My Mother Was a Partisan

Object Day Regensburg: Sofiya Haradzetskaya

“Show us your story!” – Beginning in 2017, the Jewish participants in the Object Days project have answered this invitation by recounting their migration stories.

An elderly couple holding an old black and white photograph in their hands

Sofiya Haradzetskaya (on the right) with her husband Ilya Haradzetski.
Born in 1933 in Dubrowna, Vitebsk Region, USSR, now Belarus.
Living in Germany since 2000.
Nurse.

My mother joined the partisans and fought with them until late 1944. A friend of hers had fetched me from the Dubrowna Ghetto; my grandparents had been shot. The friend took me to her relatives 30 kilometers away, claiming I was her daughter from her first marriage. I survived there, tending to the cows. I didn’t look Jewish.

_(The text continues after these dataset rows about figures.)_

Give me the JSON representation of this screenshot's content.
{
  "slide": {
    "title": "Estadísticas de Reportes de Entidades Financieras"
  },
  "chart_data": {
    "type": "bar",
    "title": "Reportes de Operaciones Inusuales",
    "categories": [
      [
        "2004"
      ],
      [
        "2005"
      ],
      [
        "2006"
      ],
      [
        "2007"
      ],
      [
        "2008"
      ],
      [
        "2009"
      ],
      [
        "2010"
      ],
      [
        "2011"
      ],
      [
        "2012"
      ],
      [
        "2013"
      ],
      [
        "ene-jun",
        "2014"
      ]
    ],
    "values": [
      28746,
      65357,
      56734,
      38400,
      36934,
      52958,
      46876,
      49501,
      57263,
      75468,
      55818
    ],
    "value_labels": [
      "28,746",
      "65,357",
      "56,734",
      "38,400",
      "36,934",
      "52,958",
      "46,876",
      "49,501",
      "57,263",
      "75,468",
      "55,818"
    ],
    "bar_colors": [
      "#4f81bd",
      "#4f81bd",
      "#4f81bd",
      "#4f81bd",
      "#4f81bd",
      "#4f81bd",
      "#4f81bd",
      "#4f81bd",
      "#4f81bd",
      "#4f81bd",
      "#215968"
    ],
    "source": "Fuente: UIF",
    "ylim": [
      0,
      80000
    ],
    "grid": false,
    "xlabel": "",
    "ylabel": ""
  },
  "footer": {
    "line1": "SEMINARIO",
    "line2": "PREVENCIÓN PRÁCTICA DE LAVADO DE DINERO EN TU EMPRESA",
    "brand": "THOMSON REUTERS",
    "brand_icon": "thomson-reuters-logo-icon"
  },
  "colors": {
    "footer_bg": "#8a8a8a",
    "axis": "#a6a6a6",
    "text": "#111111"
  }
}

Later, that friend also rescued my mother from the ghetto. The eastern part of Belarus was liberated first: Mazyr, Gomel. The rest remained under occupation until November 1944. When the Red Army advanced, the Germans drove everyone from Dubrowna to Orsha so there would be nothing left for the Red Army: no supporters, no provisions, nothing. I walked around barefoot. It was wintertime. My legs ache to this day. Because Orsha was an important transportation hub, the Wehrmacht didn’t want to surrender the town. The battles over the town were fierce. I tended to cows again, even after Orsha was liberated. That’s how I survived. Then my mother returned in April 1945. When she found me, I was twelve years old.